Summary
Cell-specific alternative splicing modulates myriad cell functions and this process is disrupted in disease. The mechanisms governing alternative splicing are known for relatively few genes and typically focus on RNA splicing factors. In sensory neurons, cell-specific alternative splicing of the presynaptic voltage-gated calcium channel Cacna1b gene modulates opioid sensitivity. How this splicing is regulated has remained unknown. We find that cell-specific exon DNA hypomethylation permits binding of CTCF, the master regulator of chromatin structure in mammals, which, in turn, controls splicing in noxious heat-sensing nociceptors.
Hypomethylation of an alternative exon specifically in nociceptors allows for CTCF binding, and expression of CaV2.2 channels with increased opioid sensitivity. Following nerve injury, exon methylation is increased, and splicing is disrupted. Our studies define the molecular mechanisms of cell-specific alternative splicing of a functionally validated exon in normal and disease states – and reveal a potential target for the treatment of chronic pain.
Highlights
The molecular basis of cell-specific splicing of a synaptic calcium channel gene.
Splicing controlled by cell-specific exon hypomethylation and CTCF binding.
Peripheral nerve injury disrupts exon hypomethylation and splicing.
Targeted demethylation of exon by dCAS9-TET modifies alternative splicing.

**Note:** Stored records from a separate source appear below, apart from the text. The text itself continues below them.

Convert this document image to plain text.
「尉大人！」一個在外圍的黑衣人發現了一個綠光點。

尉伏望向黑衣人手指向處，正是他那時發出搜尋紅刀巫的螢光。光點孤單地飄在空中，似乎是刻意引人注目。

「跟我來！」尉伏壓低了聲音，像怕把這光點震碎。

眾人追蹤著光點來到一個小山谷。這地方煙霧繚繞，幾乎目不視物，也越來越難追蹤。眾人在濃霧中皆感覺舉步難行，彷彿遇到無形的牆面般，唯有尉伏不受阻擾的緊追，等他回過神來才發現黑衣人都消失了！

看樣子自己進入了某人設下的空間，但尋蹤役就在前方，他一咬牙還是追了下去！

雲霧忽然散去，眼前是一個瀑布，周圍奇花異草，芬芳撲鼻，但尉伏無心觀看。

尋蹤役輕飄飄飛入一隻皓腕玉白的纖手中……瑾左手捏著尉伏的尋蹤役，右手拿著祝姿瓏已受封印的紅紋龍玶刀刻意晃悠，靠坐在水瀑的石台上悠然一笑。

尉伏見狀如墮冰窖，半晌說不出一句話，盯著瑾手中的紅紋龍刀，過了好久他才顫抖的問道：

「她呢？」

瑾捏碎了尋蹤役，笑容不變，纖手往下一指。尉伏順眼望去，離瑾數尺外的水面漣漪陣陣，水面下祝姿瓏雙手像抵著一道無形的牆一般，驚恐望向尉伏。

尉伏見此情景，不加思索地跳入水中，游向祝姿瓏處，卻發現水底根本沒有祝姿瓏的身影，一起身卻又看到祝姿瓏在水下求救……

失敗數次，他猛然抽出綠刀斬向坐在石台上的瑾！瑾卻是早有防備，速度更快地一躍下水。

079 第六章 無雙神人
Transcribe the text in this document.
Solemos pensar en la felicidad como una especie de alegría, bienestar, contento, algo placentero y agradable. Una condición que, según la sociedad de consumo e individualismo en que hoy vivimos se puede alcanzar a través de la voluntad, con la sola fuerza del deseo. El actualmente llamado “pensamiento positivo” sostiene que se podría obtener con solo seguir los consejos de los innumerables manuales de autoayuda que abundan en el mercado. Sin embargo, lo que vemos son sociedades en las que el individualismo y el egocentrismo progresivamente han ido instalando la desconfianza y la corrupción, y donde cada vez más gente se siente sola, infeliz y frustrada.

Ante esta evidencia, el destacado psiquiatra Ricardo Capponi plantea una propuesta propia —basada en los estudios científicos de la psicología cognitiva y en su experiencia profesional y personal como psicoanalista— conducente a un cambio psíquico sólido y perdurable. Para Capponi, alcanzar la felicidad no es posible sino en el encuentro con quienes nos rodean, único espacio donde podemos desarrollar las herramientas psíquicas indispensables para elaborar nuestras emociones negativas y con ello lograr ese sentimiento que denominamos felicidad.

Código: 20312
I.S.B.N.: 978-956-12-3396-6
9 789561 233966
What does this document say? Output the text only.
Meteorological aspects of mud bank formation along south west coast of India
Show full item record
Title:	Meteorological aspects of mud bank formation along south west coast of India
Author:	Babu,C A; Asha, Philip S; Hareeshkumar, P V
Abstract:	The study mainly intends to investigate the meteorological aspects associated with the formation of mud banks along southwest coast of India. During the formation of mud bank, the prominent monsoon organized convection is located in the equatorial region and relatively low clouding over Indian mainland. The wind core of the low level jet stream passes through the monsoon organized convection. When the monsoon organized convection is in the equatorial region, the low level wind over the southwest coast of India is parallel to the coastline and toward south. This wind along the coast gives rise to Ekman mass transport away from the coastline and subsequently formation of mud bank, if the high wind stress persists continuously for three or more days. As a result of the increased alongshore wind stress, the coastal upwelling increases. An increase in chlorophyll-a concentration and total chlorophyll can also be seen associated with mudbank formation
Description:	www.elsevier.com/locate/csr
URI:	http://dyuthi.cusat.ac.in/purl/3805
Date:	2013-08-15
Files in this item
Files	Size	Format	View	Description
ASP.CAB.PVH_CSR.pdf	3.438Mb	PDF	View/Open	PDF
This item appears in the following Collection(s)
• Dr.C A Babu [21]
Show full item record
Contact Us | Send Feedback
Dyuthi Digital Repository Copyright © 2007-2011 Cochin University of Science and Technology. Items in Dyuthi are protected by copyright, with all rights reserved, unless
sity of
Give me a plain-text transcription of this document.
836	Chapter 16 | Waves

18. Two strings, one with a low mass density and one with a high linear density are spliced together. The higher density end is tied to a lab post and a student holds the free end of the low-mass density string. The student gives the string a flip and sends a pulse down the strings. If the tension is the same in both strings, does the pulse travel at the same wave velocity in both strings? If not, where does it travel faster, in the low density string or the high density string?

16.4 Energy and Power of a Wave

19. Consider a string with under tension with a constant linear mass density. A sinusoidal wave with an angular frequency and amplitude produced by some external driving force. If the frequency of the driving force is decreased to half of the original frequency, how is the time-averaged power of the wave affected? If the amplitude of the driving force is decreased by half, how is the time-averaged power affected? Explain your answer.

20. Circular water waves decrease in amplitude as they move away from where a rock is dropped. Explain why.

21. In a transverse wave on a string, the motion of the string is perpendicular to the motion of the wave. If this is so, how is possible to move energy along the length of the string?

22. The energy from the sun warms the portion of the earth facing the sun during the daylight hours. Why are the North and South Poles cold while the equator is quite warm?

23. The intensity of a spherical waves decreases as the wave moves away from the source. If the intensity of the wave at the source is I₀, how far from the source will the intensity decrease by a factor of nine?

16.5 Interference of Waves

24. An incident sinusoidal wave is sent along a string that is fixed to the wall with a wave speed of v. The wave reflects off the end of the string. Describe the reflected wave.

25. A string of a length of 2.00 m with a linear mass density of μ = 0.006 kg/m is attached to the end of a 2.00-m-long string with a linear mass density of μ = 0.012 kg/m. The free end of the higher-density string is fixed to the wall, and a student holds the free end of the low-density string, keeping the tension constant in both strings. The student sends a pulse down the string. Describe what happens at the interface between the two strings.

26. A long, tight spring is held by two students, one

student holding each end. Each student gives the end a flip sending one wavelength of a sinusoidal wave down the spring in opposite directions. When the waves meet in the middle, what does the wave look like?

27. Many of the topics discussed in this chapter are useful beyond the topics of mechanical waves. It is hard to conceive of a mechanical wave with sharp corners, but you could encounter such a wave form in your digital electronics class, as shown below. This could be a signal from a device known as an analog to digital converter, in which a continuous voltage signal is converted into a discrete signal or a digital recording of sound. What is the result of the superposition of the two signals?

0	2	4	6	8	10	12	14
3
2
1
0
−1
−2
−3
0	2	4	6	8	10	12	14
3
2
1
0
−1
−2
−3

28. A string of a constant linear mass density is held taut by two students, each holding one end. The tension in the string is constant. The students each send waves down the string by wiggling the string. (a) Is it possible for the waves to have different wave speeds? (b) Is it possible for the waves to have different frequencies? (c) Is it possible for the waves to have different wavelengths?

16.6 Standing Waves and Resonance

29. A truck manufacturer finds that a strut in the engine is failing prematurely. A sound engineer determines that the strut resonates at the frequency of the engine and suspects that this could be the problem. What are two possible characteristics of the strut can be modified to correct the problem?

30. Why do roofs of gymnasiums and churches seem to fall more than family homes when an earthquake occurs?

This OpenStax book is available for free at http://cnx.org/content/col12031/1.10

In naïve animals, in most neurons, Cacna1b e37a locus is hipermethylated (5-mC) and CTCF does not bind this locus. During splicing, e37a is skipped and Cacna1b mRNAs include e37b. In contrast, in Trpv1-lineage neurons, Cacna1b e37a locus is hypomethylated and is permissive for CTCF binding. CTCF promotes e37a inclusion and both Cacna1b e37a and e37b mRNAs are expressed. E37a confers strong sensitivity to the Cav2.2 channel to inhibition by μ-opioid receptors (μOR). Morphine is more effective at inhibiting e37a-containing Cav2.2 channels. After peripheral nerve injury that results in pathological pain, methylation level of Cacna1b e37a locus is increased, CTCF binding is impaired, and Cacna1b e37a mRNA levels are decreased. This disrupted splicing pattern is associated with reduced efficacy of morphine in vivo.